Guarino recognizes that Gaudium et Spes takes the exact opposite approach to the modern world as the Syllabus by both avoiding any condemnatory language against liberalism and, more crucially, openly embracing liberal tenets such as religious liberty and the ideology of progress. How is this a “development?” According to Guarino, it isn’t, or at least not exactly. Obvious reversals of prior teachings are not developments per se but rather part and parcel of the so-called “process of development” on the way to a fully realized teaching. That’s convenient.

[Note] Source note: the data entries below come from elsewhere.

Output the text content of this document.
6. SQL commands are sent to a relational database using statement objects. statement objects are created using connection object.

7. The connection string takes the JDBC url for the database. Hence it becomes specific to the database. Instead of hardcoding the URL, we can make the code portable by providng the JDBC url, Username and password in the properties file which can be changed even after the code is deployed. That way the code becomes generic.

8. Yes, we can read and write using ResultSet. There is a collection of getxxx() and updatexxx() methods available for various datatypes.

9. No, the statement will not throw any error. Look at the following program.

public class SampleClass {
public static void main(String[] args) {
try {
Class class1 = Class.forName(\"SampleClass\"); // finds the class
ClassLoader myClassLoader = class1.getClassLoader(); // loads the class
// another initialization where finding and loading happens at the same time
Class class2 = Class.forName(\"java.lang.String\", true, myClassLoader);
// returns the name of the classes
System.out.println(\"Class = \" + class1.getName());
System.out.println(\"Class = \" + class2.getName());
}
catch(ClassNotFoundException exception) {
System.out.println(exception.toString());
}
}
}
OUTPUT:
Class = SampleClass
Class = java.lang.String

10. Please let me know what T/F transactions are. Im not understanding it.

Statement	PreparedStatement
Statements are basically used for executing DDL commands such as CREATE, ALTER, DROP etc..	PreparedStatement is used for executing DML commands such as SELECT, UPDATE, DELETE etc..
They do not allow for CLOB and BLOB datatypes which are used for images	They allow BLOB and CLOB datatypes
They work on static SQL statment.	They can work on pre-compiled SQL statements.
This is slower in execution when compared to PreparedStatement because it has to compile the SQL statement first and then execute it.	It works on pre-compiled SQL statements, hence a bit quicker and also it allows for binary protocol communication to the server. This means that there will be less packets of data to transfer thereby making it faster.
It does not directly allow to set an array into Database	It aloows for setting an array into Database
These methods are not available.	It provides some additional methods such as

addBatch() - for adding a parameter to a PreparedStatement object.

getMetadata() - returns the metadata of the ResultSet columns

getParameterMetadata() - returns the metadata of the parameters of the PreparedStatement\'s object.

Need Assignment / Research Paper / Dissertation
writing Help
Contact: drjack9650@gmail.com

But if Guarino’s “process” thesis is true, then what magisterial weight does a contra´╗┐dictory or reversing teaching hold? If those parts of Gaudium et Spes which seem to overturn the Syllabus are merely a halfway house along the road to a completely blossomed truth, then why do they matter? What if this alleged road is winding and eventually leads back to the earlier starting point, for instance the Syllabus’s rejection of liberalism? Would it not be safer to “wait and see” under the protective canopy of Church instructions with a more ancient pedigree than novel (and contradictory) pronouncements which even an apologist such as Guarino is unwilling to imprint the stamp of finality upon? Sadly, these questions are both unasked and unanswered.

A Closing Remark on Religious Liberty

The Disputed Teachings of Vatican II’s apex is reached in its discussion of Dignitatis Humane, the conciliar declaration on religious liberty which has proven to be Vatican II’s most contentious document. Here, Guarino demonstrates commendable care in highlighting the gulf between the pre- and post-conciliar teachings, even going so far as to include extensive quotes from Popes Gregory XVI, Pius IX, Leo XIII, and St. Pius X on the matter. In the end, though, Guarino repairs to analogy, holding that because Vatican II had unveiled the positive connections of non-Catholic Christian confessions and even non-Christian religions to Catholicism, the Church’s earlier condemnations have lost their force.

Such an explanation will no doubt ring hollow to traditional Catholics, as will Guarino’s under-developed idea that certain categories of “ordinary” papal teachings, such as those contained in 18th and 19th-century encyclicals, can be dropped on a whim. Guarino either ignores or is unaware of ongoing traditional Catholic arguments for the infallibility of the condemnations issued in Quanta Cura and the Syllabus; if those arguments are correct, then what becomes of Guarino’s apologetics? It would seem they cannot stand.

Guarino’s book is hardly the last word on Vatican II. With respect to religious liberty, for example, the English theologian Thomas Pink has proposed reading Dignitatis Humanae as a change in ecclesiastical policy rather than doctrine. Pink’s thesis continues to be studied and criticized, just as most discussions of Vatican II are. While traditional Catholics will be leery of what Guarino proposes in his text, The Disputed Teachings of Vatican II does represent a thoughtful excursion into some of the Council’s deepest problems and an intelligent, albeit unsatisfactory, attempt at overcoming them.